Several ongoing efforts are to design and test drugs targeting cellular stress in ALS. The reasoning is that in ALS there is an abnormally prolonged cellular stress response that nearly stops the cell activity (because of lack of nutrients, including because of insulin resistance) and therefore creates a kind of traffic jam at the entrance of the Endoplasmic Reticulum. This would nicely explain why unfolded proteins are found in the cytoplasm of Central Nervous System cells.
Yet it's been known for a long time that granules are formed when cells encounter a stress event. Stress granules disappear as soon as the cell resumes its normal functioning.
Scientists in Japan wanted to know if TDP-43 unfolded, mislocalized aggregations have some relation with stress granules. TDP-43 is an RNA-binding protein with various functions in RNA metabolism.
Previous studies have proposed a connection between TDP-43 inclusions and stress granules as often they colocalize.
This study investigated this relationship by examining the presence of a stress granule marker protein called HuR in ALS patients' anterior horn cells (AHCs). It included cases of sporadic ALS with different disease durations, comparing them to normal controls. The results showed a decrease in HuR immunoreactivity in AHCs of ALS patients, especially in standard-duration cases.
Furthermore, the study found that TDP-43 inclusions appear to have their origins in structures resembling stress granules, especially during the early stages of inclusion formation.

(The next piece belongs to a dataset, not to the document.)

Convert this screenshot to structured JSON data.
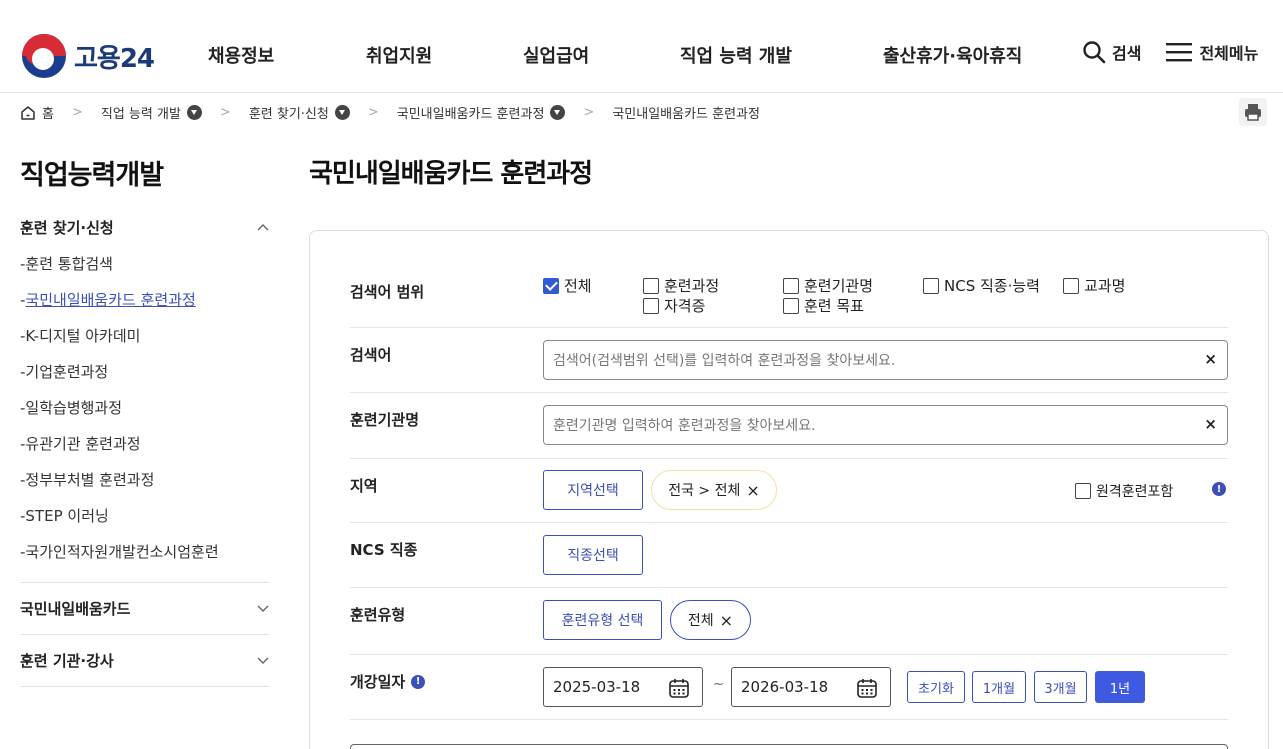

These structures, termed DPCS (dot-like punctate cytoplasmic structures), were found to be HuR-positive and associated with the ribosome-like structures near the endoplasmic reticulum.
In conclusion, this research suggests that TDP-43 aggregation in ALS may begin with the involvement of stress granules. Understanding these early events may have implications for future ALS therapies.
While this research is not making huge claims (contrary to most low-quality scientific publications) it will certainly help to fund drug development for helping cells recover from abnormal cellular stress response.